Your resume highlights your skills, industry experience, education, and more. But if you do not update your resume at appropriate times, your resume could become “stale.” In this instance, you could miss out on opportunities to achieve your career goals.
There is no telling when new career opportunities will arise. If you keep your resume up to date, you’ll be well-equipped to capitalize on these opportunities — regardless of when they come your way.
Ultimately, there are various milestones that dictate when you should update your resume, such as:
1. You Start a New Job
Landing a new job is a significant achievement — now, you need to add this position to your resume. But if you are starting a new role at a new company, you have not yet performed the tasks outlined in the job description, and you need to update your resume accordingly.
When you start a new job, update your resume’s career summary section. As you perform different job tasks, continue to revise your resume to reflect your day-to-day activities. That way, you can provide an accurate description of how you contribute to your company’s success.
2. You Get Promoted
A job promotion shows that your current employer values your work contributions. Meanwhile, it also requires you to add your new role to your resume to show your growth with your present company.
If you receive a job promotion, include details about your new job title and your prior role. Whenever possible, you should add information about why you received a job promotion.
3. You Earn a New Certification or Degree
You have myriad skills, and you are committed to learning new ones, too.

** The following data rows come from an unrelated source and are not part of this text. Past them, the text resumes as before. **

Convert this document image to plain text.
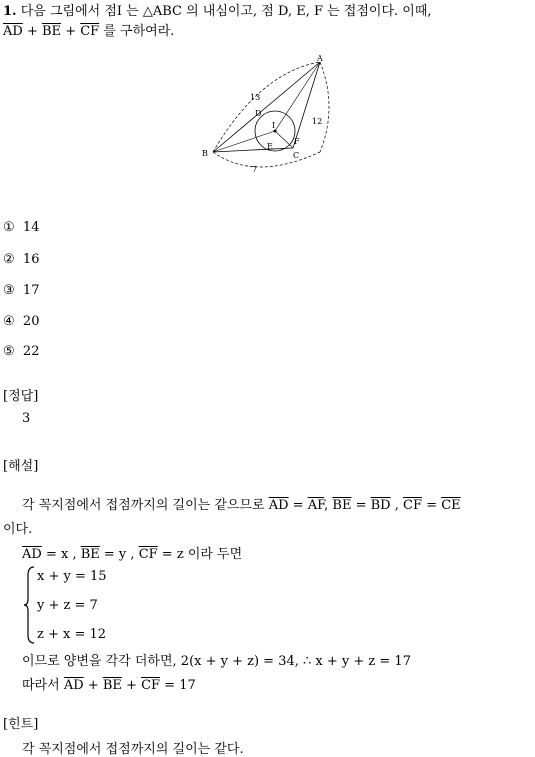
1. 다음 그림에서 점I 는 △ABC 의 내심이고, 점 D, E, F 는 접점이다. 이때,
$\overline{AD} + \overline{BE} + \overline{CF}$ 를 구하여라.
A
B	C
D
E
F
I
13
12
7
① 14
② 16
③ 17
④ 20
⑤ 22
[정답]
3
[해설]
각 꼭지점에서 접점까지의 길이는 같으므로 $\overline{AD} = \overline{AF}$, $\overline{BE} = \overline{BD}$ , $\overline{CF} = \overline{CE}$
이다.
$\overline{AD} = x$ , $\overline{BE} = y$ , $\overline{CF} = z$ 이라 두면
x + y = 15
y + z = 7
z + x = 12
이므로 양변을 각각 더하면, 2(x + y + z) = 34, ∴ x + y + z = 17
따라서 $\overline{AD} + \overline{BE} + \overline{CF} = 17$
[힌트]
각 꼭지점에서 접점까지의 길이는 같다.
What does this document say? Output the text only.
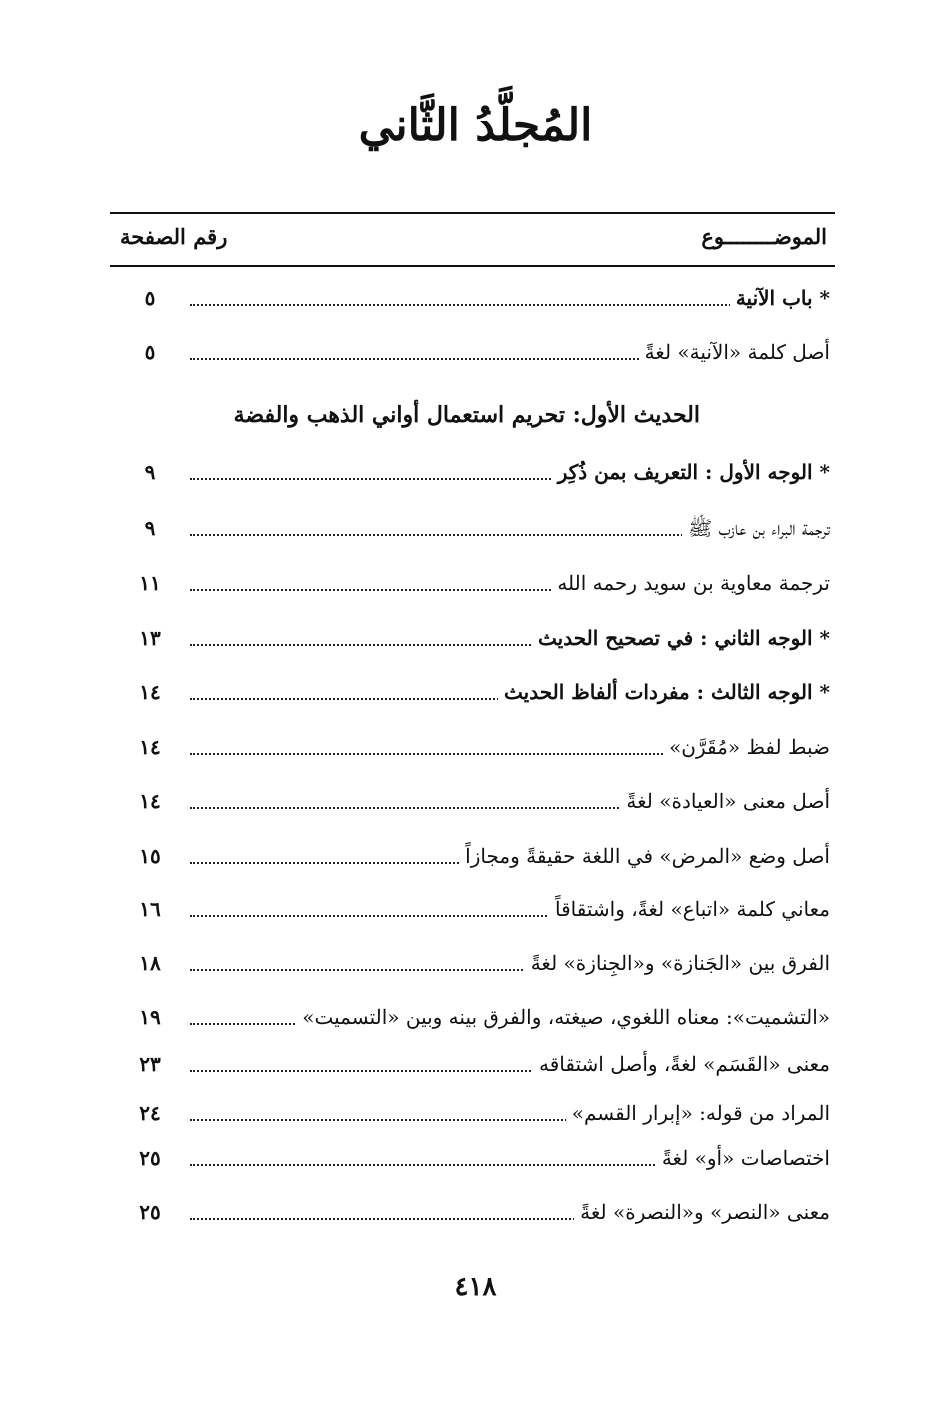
المُجلَّدُ الثَّاني
الموضــــــــوع
رقم الصفحة
الحديث الأول: تحريم استعمال أواني الذهب والفضة
* باب الآنية
٥
أصل كلمة «الآنية» لغةً
٥
* الوجه الأول : التعريف بمن ذُكِر
٩
ترجمة البراء بن عازب ﷺ
٩
ترجمة معاوية بن سويد رحمه الله
١١
* الوجه الثاني : في تصحيح الحديث
١٣
* الوجه الثالث : مفردات ألفاظ الحديث
١٤
ضبط لفظ «مُقَرَّن»
١٤
أصل معنى «العيادة» لغةً
١٤
أصل وضع «المرض» في اللغة حقيقةً ومجازاً
١٥
معاني كلمة «اتباع» لغةً، واشتقاقاً
١٦
الفرق بين «الجَنازة» و«الجِنازة» لغةً
١٨
«التشميت»: معناه اللغوي، صيغته، والفرق بينه وبين «التسميت»
١٩
معنى «القَسَم» لغةً، وأصل اشتقاقه
٢٣
المراد من قوله: «إبرار القسم»
٢٤
اختصاصات «أو» لغةً
٢٥
معنى «النصر» و«النصرة» لغةً
٢٥
٤١٨
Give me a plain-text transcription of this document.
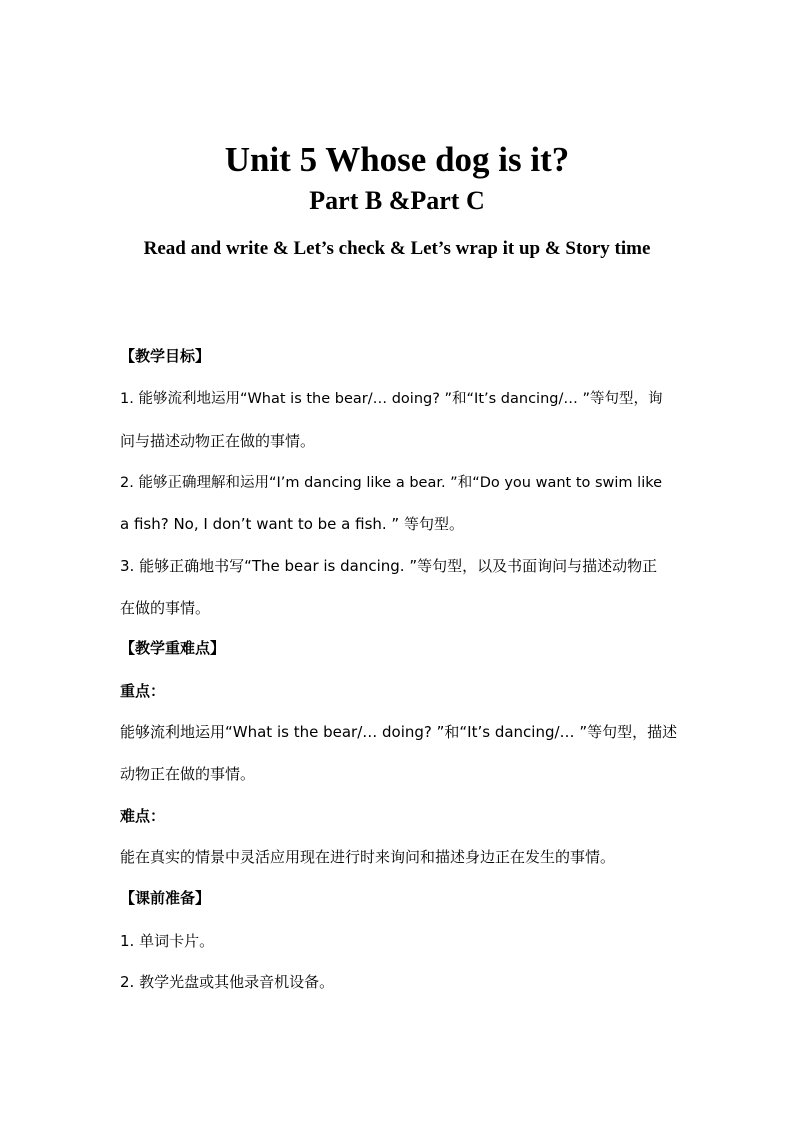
Unit 5 Whose dog is it?
Part B &Part C
Read and write & Let’s check & Let’s wrap it up & Story time
【教学目标】
1. 能够流利地运用“What is the bear/… doing? ”和“It’s dancing/… ”等句型，询
问与描述动物正在做的事情。
2. 能够正确理解和运用“I’m dancing like a bear. ”和“Do you want to swim like
a fish? No, I don’t want to be a fish. ” 等句型。
3. 能够正确地书写“The bear is dancing. ”等句型，以及书面询问与描述动物正
在做的事情。
【教学重难点】
重点：
能够流利地运用“What is the bear/… doing? ”和“It’s dancing/… ”等句型，描述
动物正在做的事情。
难点：
能在真实的情景中灵活应用现在进行时来询问和描述身边正在发生的事情。
【课前准备】
1. 单词卡片。
2. 教学光盘或其他录音机设备。
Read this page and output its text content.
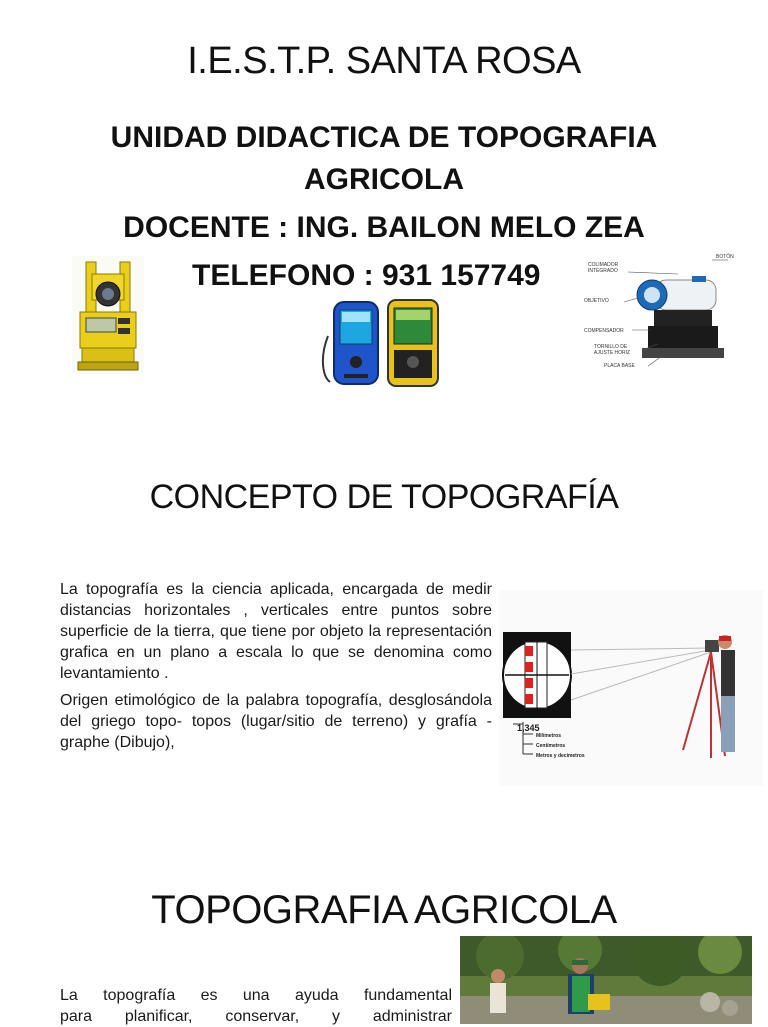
I.E.S.T.P. SANTA ROSA
UNIDAD DIDACTICA DE TOPOGRAFIA
AGRICOLA
DOCENTE : ING. BAILON MELO ZEA
TELEFONO : 931 157749	COLIMADOR INTEGRADO
BOTÓN
OBJETIVO
COMPENSADOR
TORNILLO DE AJUSTE HORIZ
PLACA BASE
CONCEPTO DE TOPOGRAFÍA

La topografía es la ciencia aplicada, encargada de medir distancias horizontales , verticales entre puntos sobre superficie de la tierra, que tiene por objeto la representación grafica en un plano a escala lo que se denomina como levantamiento .

Origen etimológico de la palabra topografía, desglosándola del griego topo- topos (lugar/sitio de terreno) y grafía - graphe (Dibujo),

1,345
Milímetros
Centímetros
Metros y decímetros
TOPOGRAFIA AGRICOLA
La topografía es una ayuda fundamental
para planificar, conservar, y administrar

Therefore, if you earn a new certification or degree, you should add this information to the education section of your resume.
It is often beneficial to review your resume every few months to update your skills section as well. This allows you to remove any outdated skills from your resume, along with identifying skills you want to develop or improve.
4. You Get Laid Off
It can be tempting to shy away from the fact that you were laid off by a company. But it is important to note that a prospective employer will likely ask about why you were laid off during an interview. However, if you are upfront about why you were laid off on your resume, you can help job recruiters and hiring managers quickly determine if you are a good candidate for a new opportunity.
If you get laid off, you should also update your work experience to reflect any projects you are completing while you seek a new job. For example, if you volunteer with an industry organization in your community, you can include information about this on your resume. In doing so, you can show potential employers that you are actively involved in your industry as you pursue new career opportunities.